Perubahan iklim memperparah masalah
Nyamuk selama ini berkembang biak di dataran rendah yang lebih hangat. Burung-burung yang tersisa pun naik ke pegunungan untuk berlindung. Namun kini, perubahan iklim menyebabkan suhu pegunungan juga menghangat, membuat nyamuk bisa bertahan hidup di dataran tinggi.
"Ini seperti barisan nyamuk yang terus naik ke atas, memaksa burung-burung naik lebih tinggi hingga tidak ada lagi tempat yang bisa mereka tinggali," jelas Farmer. "Jika siklus ini tidak diputus, kita akan kehilangan burung madu kita."
Solusi dari laboratorium: Teknik Serangga Tak Kompatibel (IIT)

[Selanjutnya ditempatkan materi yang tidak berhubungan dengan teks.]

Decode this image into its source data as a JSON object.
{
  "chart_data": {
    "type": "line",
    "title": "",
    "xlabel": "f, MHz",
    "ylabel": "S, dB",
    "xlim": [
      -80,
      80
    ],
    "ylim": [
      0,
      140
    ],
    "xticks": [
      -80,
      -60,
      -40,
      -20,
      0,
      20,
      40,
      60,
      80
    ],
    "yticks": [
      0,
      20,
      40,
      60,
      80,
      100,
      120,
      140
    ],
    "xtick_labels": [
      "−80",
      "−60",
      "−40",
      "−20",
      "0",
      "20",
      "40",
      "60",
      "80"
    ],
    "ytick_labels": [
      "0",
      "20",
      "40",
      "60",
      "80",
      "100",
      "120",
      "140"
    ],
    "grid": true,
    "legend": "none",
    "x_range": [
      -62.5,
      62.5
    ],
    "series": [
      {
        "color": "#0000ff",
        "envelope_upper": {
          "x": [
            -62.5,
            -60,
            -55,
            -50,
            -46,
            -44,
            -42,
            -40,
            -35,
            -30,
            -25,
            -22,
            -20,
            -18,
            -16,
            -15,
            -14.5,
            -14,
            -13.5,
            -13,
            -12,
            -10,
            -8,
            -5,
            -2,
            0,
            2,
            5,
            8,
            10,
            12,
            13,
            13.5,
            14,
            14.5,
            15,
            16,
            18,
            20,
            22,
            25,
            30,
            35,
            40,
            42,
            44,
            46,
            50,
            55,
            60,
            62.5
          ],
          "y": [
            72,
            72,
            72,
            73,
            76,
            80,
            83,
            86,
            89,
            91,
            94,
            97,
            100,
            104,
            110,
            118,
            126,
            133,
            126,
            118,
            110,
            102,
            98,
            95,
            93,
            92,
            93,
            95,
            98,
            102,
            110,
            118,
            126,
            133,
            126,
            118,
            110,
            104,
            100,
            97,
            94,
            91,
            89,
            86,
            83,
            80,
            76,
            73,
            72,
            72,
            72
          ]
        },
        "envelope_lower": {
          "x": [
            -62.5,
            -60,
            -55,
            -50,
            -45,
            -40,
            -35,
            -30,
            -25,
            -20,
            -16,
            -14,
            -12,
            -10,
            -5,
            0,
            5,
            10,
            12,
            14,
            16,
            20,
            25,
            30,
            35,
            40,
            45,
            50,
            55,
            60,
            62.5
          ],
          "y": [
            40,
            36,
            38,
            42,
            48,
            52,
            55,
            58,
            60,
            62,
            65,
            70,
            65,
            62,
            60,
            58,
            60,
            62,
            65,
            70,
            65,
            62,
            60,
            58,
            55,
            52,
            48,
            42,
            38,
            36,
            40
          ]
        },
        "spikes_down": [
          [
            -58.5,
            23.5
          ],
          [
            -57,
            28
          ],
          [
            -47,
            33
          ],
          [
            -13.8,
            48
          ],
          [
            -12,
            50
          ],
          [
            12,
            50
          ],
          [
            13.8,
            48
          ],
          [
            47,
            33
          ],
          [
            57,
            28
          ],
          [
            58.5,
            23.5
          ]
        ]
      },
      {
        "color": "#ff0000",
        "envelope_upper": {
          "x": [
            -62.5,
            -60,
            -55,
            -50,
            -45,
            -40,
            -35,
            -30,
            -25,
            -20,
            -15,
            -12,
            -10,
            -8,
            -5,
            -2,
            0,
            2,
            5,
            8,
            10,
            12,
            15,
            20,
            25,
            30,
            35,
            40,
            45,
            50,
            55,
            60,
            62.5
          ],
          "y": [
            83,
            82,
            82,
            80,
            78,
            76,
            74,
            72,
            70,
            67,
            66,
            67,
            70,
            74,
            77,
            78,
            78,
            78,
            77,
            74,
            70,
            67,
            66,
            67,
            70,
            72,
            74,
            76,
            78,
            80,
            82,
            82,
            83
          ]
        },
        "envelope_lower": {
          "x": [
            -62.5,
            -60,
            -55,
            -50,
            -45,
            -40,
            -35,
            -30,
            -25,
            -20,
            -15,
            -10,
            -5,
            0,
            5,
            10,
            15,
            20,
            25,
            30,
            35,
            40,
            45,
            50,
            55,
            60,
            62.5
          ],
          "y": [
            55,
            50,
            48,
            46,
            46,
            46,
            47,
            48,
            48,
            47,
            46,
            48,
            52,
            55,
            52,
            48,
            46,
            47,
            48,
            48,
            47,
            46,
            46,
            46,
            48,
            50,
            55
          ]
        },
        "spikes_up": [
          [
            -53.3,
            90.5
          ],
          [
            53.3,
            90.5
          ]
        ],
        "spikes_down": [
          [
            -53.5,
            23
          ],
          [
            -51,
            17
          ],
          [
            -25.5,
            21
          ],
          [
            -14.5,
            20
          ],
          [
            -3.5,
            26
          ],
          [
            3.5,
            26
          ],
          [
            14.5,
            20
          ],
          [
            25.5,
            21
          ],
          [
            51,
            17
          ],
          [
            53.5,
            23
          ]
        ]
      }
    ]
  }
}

Para ilmuwan telah lama mempelajari cara mengendalikan populasi nyamuk tanpa merusak ekosistem. Salah satu metode yang menjanjikan adalah Teknik Serangga Tak Kompatibel (Incompatible Insect Technique/IIT). Caranya, dengan melepas nyamuk jantan yang membawa bakteri Wolbachia. Ketika mereka kawin dengan nyamuk betina liar, telur yang dihasilkan tidak menetas. Lama kelamaan, populasi nyamuk liar menurun.
ABC, bersama koalisi Birds, Not Mosquitoes, mulai mengembangkan teknik ini sejak 2016 khusus untuk nyamuk penyebar malaria burung. Mereka menguji berbagai strain Wolbachia pada nyamuk lokal, lalu memproduksi jutaan nyamuk jantan di laboratorium di California.
Pada 2023, mereka mulai melakukan pelepasan nyamuk di hutan Maui menggunakan kapsul yang dijatuhkan dari helikopter. Targetnya, jumlah nyamuk jantan yang dilepas harus sepuluh kali lebih banyak dari populasi liar agar efektif.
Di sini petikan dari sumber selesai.